Per fortuna, né De Sica né gli altri registi italiani si curarono minimamente di tale giudizio e Umberto D. può essere pacificamente riconosciuto come un capolavoro del neorealismo e patrimonio del cinema mondiale, sebbene il regista dovette fare i conti con un pessimo riscontro di pubblico, ma non di critica.
La lucidità con la quale De Sica tratteggia la vita di Umberdo Domenico Ferrari (interpretato dal professore e glottologo Carlo Battisti, alla sua unica prova cinematografica), ex funzionario del ministero dei lavori pubblici ora in pensione e alle prese con le ristrettezze economiche e i debiti con la padrona di casa, ci mostrano una parte di quell'Italia che non funzionava, senza slanci retorici e/o sentimentalismi.

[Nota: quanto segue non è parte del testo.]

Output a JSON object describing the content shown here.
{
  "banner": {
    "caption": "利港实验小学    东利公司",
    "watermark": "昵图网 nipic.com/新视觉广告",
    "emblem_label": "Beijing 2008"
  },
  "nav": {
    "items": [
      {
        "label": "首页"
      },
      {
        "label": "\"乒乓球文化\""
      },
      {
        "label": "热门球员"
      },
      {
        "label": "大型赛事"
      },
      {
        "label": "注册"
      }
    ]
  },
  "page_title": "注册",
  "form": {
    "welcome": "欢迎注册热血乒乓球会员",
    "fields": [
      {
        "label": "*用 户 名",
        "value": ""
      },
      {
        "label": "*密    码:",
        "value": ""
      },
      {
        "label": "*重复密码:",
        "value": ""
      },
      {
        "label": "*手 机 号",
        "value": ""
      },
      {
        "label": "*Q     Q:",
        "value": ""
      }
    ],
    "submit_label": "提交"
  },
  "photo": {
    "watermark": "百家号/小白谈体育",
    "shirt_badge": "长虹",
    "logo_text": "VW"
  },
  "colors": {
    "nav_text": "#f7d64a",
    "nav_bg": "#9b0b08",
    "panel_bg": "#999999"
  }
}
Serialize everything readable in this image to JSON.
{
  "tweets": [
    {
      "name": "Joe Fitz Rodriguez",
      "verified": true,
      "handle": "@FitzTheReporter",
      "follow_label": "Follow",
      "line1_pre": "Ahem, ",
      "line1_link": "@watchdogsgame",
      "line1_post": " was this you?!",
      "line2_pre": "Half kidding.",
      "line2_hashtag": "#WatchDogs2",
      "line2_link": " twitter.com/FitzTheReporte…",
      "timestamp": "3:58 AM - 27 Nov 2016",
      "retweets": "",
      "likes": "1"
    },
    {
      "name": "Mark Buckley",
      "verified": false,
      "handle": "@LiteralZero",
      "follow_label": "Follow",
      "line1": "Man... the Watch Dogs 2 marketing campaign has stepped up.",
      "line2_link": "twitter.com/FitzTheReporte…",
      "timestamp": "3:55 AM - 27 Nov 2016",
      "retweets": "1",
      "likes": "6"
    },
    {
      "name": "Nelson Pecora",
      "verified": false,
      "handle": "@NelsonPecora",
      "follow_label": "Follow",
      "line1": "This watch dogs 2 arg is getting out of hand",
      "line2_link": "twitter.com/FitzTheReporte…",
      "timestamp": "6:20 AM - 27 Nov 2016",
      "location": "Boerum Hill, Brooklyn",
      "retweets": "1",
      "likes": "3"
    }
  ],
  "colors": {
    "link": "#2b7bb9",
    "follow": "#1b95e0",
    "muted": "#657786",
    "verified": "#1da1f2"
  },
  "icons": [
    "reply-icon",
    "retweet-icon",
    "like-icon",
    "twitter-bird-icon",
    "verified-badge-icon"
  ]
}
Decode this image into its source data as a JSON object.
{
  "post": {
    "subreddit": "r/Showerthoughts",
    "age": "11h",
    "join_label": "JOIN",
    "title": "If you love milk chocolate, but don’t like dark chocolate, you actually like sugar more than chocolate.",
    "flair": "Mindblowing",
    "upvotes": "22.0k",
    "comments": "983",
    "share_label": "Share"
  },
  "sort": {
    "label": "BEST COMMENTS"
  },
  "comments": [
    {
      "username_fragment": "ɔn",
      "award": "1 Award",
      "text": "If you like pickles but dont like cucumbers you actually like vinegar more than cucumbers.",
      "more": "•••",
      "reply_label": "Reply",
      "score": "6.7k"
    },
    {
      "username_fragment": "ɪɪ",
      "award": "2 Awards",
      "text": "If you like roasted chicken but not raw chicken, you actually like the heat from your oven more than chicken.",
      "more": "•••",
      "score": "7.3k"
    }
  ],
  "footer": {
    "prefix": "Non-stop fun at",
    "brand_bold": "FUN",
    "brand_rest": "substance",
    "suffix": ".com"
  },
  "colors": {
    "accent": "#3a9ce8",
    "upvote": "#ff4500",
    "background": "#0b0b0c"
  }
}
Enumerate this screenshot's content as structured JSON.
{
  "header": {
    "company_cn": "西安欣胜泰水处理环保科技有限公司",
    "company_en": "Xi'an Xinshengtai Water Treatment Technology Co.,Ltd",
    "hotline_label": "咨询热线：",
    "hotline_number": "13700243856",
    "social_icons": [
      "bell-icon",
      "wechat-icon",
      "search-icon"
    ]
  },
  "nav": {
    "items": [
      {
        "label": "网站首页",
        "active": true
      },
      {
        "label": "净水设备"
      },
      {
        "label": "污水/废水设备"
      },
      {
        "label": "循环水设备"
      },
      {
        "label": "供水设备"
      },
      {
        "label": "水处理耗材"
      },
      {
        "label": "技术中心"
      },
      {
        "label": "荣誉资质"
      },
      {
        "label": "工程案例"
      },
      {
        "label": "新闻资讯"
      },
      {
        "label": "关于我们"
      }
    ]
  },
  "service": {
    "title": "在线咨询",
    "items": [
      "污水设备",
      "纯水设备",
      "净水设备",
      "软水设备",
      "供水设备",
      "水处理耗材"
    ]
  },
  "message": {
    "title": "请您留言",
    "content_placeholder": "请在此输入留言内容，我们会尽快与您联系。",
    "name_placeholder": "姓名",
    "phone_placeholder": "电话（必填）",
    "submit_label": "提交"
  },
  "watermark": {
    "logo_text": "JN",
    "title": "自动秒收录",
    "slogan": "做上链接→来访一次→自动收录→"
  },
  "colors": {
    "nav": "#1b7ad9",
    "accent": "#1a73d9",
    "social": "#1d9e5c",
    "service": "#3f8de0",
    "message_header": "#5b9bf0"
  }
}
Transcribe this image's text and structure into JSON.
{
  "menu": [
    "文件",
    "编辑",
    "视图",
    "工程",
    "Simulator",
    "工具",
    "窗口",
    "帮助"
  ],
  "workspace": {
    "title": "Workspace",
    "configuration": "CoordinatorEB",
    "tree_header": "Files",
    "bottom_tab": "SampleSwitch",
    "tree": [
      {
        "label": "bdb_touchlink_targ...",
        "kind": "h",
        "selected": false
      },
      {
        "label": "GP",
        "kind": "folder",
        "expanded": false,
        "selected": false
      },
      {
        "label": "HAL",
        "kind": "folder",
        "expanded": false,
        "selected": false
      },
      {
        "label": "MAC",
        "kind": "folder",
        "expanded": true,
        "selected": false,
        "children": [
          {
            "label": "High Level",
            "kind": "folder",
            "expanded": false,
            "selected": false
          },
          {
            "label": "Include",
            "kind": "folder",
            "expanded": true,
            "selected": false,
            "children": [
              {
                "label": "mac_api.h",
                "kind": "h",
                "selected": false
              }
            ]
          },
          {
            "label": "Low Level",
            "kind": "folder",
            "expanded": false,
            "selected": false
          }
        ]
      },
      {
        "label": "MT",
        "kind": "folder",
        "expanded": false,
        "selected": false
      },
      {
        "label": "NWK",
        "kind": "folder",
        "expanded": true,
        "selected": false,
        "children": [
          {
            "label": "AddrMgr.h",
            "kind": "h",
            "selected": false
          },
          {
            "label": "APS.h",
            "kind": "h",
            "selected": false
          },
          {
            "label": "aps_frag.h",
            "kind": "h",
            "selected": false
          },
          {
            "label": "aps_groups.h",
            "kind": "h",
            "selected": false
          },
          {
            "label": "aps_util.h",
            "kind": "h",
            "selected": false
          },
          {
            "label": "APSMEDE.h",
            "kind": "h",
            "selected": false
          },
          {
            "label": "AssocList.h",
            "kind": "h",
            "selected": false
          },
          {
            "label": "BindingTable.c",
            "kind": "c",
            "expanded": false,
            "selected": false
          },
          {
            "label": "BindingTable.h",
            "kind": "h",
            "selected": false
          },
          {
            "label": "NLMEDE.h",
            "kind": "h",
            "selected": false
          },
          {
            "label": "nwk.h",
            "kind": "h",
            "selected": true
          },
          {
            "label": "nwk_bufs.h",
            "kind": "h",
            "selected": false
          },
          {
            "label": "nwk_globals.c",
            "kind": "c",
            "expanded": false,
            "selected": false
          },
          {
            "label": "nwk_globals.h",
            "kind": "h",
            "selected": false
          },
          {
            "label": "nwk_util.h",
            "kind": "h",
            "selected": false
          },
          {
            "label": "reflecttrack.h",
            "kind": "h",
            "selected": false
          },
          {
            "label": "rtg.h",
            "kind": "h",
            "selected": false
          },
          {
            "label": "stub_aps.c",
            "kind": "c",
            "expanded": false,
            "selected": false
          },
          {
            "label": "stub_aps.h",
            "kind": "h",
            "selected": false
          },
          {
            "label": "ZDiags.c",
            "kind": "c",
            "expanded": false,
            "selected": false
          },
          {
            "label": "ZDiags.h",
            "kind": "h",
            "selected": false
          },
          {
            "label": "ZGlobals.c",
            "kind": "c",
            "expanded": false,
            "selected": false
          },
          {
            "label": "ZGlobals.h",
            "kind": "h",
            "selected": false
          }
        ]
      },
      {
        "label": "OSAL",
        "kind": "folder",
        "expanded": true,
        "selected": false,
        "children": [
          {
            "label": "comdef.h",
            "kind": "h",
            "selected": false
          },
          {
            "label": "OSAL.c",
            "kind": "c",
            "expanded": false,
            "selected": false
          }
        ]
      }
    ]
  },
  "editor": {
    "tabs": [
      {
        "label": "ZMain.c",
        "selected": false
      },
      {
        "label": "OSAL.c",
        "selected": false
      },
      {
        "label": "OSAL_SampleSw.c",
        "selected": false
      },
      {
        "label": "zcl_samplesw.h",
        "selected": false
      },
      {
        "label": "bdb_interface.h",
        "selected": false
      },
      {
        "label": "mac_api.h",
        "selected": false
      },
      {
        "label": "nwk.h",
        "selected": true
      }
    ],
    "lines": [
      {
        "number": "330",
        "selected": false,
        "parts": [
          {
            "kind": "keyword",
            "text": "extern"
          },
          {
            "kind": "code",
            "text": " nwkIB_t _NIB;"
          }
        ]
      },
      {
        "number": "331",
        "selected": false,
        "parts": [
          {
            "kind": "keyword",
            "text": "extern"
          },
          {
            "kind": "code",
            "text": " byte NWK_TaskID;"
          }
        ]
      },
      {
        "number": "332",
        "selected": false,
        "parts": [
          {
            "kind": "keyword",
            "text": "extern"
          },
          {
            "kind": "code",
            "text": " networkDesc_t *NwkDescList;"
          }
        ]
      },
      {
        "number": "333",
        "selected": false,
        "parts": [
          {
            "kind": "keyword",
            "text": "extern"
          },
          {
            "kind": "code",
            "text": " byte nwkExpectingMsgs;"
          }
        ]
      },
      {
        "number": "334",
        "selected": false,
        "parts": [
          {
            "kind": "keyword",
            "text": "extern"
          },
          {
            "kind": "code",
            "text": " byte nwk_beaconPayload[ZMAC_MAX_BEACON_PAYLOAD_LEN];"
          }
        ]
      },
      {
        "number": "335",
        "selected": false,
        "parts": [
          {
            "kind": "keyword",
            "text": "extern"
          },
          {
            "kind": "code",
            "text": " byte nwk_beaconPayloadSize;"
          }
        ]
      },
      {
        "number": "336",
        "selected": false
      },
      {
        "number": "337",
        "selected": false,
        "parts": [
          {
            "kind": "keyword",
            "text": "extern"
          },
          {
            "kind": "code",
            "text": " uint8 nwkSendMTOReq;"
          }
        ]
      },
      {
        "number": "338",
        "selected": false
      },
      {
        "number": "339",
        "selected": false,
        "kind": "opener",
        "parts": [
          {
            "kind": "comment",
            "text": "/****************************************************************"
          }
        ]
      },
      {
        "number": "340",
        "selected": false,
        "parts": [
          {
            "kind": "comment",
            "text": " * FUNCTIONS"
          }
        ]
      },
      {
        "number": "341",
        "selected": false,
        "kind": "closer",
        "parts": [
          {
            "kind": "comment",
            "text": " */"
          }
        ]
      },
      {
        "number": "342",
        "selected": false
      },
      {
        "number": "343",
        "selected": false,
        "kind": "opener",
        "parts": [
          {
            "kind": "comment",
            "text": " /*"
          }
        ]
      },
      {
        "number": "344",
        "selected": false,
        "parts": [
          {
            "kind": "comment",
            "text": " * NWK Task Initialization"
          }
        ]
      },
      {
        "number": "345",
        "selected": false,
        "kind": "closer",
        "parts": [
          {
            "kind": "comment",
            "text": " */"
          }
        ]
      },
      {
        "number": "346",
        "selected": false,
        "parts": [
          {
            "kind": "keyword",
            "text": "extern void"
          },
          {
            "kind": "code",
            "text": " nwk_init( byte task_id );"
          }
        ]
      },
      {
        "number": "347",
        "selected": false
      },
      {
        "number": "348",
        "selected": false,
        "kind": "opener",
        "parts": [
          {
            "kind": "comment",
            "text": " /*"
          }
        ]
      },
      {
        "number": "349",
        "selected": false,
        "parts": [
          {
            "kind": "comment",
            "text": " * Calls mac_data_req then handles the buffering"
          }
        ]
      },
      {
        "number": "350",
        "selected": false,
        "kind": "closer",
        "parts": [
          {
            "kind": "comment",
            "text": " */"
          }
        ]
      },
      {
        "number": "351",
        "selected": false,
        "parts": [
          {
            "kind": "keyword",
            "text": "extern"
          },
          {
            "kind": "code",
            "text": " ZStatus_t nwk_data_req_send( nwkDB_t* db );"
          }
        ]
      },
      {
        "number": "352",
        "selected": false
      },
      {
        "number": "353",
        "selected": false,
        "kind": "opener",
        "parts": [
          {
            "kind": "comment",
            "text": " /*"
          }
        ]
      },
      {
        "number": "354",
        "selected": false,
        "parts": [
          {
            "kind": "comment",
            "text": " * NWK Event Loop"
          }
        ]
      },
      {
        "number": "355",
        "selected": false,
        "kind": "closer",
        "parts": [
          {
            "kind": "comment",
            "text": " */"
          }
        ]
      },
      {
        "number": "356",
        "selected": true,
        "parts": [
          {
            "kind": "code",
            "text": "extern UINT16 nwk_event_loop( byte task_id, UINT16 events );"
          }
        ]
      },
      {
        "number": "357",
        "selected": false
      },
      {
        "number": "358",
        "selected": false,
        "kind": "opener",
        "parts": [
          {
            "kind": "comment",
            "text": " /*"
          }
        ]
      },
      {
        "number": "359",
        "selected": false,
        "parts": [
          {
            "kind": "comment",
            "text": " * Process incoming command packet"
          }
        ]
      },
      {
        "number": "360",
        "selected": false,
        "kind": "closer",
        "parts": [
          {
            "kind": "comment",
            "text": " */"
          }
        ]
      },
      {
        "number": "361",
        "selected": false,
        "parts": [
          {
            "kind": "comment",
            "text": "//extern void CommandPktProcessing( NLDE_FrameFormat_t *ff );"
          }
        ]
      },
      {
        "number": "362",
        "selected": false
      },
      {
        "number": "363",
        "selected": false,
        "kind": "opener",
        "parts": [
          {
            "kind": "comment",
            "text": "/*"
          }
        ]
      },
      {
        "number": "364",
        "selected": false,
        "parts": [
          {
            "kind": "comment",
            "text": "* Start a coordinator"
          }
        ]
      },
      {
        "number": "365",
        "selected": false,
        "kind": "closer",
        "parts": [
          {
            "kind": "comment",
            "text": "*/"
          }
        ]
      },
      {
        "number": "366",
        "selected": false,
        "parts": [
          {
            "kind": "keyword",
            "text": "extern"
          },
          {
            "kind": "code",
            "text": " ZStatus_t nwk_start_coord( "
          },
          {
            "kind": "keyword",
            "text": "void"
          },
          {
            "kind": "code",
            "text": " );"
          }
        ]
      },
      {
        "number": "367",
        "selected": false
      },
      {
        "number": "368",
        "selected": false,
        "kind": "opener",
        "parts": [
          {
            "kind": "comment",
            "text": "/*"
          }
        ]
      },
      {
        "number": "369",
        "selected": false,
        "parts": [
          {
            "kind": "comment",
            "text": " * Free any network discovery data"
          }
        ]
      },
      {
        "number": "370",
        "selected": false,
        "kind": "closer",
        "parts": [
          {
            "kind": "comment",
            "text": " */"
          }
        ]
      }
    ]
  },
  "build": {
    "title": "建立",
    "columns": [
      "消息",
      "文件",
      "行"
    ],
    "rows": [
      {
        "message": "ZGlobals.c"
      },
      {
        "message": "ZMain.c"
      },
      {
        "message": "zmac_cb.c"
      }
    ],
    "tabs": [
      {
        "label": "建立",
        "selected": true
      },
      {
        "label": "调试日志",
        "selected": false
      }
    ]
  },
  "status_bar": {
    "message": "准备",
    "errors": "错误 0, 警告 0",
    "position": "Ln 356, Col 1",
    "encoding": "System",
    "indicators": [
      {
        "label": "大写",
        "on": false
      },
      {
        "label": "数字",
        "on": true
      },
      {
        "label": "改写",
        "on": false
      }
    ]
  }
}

Umberto D. è una persona colta, istruita, profondamente intelligente, ma soprattutto dotata di un'immarcescibile dignità e di uno spiccato senso dell'umanità, riscontrabile nell'amicizia con i due unici esseri che gli dimostrano dell'affetto sincero: il suo inseparabile cagnolino Flaik e Maria (interpretata da Maria Pia Casillo), la serva di casa incinta e con il dubbio di chi sia il suo vero padre, se un militare fiorentino o uno napoletano (altra triste pagina della società italiana del tempo appena tratteggiato, ma che potrebbe costituire un film autonomo e separato). Se a questa lucidità si unisce anche una incontestabile maestria dal punto di vista tecnico ed una scelta estetica quanto mai azzeccata, ecco che Umberto D. alla fine risulta un film asciutto e crudo, dove l'occhio del regista rappresenta soltanto un mezzo di comunicazione tra la narrazione e lo spettatore. Un'occhio costantemente presente, soprattutto nelle piccole azioni quotidiane, ma perennemente distaccato e imparziale, seppur offra una chiave di lettura naturalmente alternativa alla pubblica percezione dell'epoca, con buona pace per Andreotti il censore.
Vittorio De Sica offre uno scenario amaro, ma non apocalittico, grazie allo spiazzamento che riserva allo spettatore nel finale. Un'amarezza di fondo che, però, riesce a far spazio anche a sentimenti e sensazioni positive, che consolano il pubblico che al contempo deve rimanere insensibile di fronte ad una tragedia - in termini di vite umane - che non si è consumata. Quello di De Sica può esser definito un avvertimento: oggi il carattere di Umberto D., unito al destino benevolo, ha scongiurato il peggio, ma se le cose non migliorano, domani potrebbe accadere quello che nessuno vorrebbe.
Umberto D. rappresenta una lezione di cinema che potrebbe, anzi può e deve essere ancora attuale: un monito per un cinema che non si deve piegare alla realtà ovattata e scintillante propagandata soprattutto dalla televisione nostrana. Un film, in pratica, che salvaguardia e rintuzza la nostra coscienza sociale.